Miss Rose Whitebased on the play by Barbara Lebow, centering on two sisters (Sedgwick and Plummer) confronting their divergent experiences during World War II. In the Boston GlobeJohn Koch wrote that “through pain, through guilt, and through thorny evasions, Miss Rose White weaves something true, deeply felt and touching.
It won the Emmy for Outstanding Television Movie, and in addition to her Emmy nomination, Sandor was nominated for a WGA Award and nabbed her first Humanitas Award.
Sandor was born in Budapest, Hungary on March 4, 1949, to Holocaust survivors Agnes and Paul Sandor. Her father died when she was 5 years old.
In 1956, she and her mother, aunt and cousin fled as the Soviet Union violently suppressed the Hungarian revolution. Before fleeing, she and her mother saw their neighbors being shot by Soviet troops and hiding in a building that the troops had burned down.

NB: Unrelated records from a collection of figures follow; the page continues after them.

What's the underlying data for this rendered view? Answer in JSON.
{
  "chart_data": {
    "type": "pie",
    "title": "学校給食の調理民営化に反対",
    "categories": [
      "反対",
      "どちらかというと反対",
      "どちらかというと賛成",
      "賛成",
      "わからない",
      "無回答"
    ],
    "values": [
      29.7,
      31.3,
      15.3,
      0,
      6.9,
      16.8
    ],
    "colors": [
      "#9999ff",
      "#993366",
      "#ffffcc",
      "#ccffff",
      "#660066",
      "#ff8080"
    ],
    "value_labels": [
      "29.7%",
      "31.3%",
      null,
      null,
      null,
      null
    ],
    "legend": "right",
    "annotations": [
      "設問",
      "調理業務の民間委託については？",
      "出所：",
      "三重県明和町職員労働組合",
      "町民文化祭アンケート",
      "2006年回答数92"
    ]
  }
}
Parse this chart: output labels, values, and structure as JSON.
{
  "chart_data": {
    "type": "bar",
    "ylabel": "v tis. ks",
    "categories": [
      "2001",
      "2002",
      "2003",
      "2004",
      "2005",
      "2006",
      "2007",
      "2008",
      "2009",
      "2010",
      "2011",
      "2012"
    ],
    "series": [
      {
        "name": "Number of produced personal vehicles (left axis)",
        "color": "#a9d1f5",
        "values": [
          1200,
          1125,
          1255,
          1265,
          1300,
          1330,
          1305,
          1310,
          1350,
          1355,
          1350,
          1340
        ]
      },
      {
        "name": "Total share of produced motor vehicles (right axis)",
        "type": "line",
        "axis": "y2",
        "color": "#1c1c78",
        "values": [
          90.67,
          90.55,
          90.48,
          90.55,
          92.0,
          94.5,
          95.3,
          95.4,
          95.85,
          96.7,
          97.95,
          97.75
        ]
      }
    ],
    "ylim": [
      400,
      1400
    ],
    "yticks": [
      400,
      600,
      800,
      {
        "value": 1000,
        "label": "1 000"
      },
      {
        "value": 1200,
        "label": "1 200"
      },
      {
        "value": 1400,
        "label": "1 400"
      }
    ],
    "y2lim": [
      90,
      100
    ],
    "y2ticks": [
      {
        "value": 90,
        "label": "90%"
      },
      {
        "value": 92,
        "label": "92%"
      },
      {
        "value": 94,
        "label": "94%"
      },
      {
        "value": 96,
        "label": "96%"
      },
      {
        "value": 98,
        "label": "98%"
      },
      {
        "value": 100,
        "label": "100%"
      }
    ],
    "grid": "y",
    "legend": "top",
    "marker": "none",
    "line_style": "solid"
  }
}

Entering Austria with false documents, Agnès and Anna lived briefly in Switzerland, France and England, where they learned English. They eventually emigrated to Toronto, where their mother eventually managed a bridal store and shared Hungarian recipes in a newspaper column.
“I lived with the specter of what my parents had experienced, of my mother escaping from a camp,” she told the newspaper. Los Angeles Times in 1992. “I was [very young] when I left, but the memories were strong. In Canada, I started to feel Jewish. I began to make discoveries about myself and my journey.
Sandor was a voracious reader who regularly went to the theater and cinema (Montgomery Clift was a particular favorite), which inspired her to create fantastical stories and worlds.
Enrolled at Harvard Collegiate Institute for her high school studies, she took drama classes and was accepted to the University of Windsor, where she was part of the first class of the university’s School of Drama, where she graduated in 1971 with a bachelor’s degree in fine arts.
She has performed in productions across Ontario, taught children’s theater workshops and written poetry to pass the time. In 1975, his compositions caught the attention of actor and screenwriter Louis Del Grande, who convinced Sandor that his talents were better used in the writers’ room than on stage.
She found out he was right. “I’m a very active person,” she told the Star of Windsor in 1986. “I go crazy when I can’t make things happen. Acting in one way or another is a very passive profession. By writing you can generate your own stuff.”
When Del Grande was hired to be the editor-in-chief of King of Kensingtona CBC sitcom about a shopkeeper who acts as a fixer for the residents of a multicultural Toronto neighborhood, he brought Sandor to the writing team. The show was a success, running from 1975 to 1980 and featuring early career performances from Eugene Levy, John Candy and Mike Myers.
Sandor met Gough when the producer hired her to write the script for an episode of the CBC docudrama series. For the record. They married in 1982 and collaborated on an episode of the ACTRA-nominated crime comedy series. see things and a short story – “An Evening at the Opera” – which was included in Fingerprintsan anthology of Canadian detective literature.
In addition to Miss Rose WhiteSandor received Humanitas awards for his work on children’s films My Louisiana sky And Molly: An American Girl on the Home Front in 2002 and 2007 respectively.
She also wrote Accidental friendshipa 2008 Hallmark Channel film starring Chandra Wilson as an unhoused woman who forms a bond with a police officer.
Sandor moved to Colorado in 1995 before returning to Los Angeles in 2003, eventually moving to San Diego in 2017 to be closer to her daughter’s family. She returned to theater, performing at the Point Loma Playhouse and the OnStage Playhouse in Chula Vista, California.
She also wrote Hit hard!the story of a reclusive former movie star who debuted on OnStage in April.
In addition to her daughter, survivors include her son-in-law, Adam; his granddaughters, Dani and Gabi; and his Bichon Maltese mix, Teddy. She and Gough divorced in 1996.
A celebration of life will be held December 6 in San Diego. Donations in his memory can be made to the OnStage Playhouse.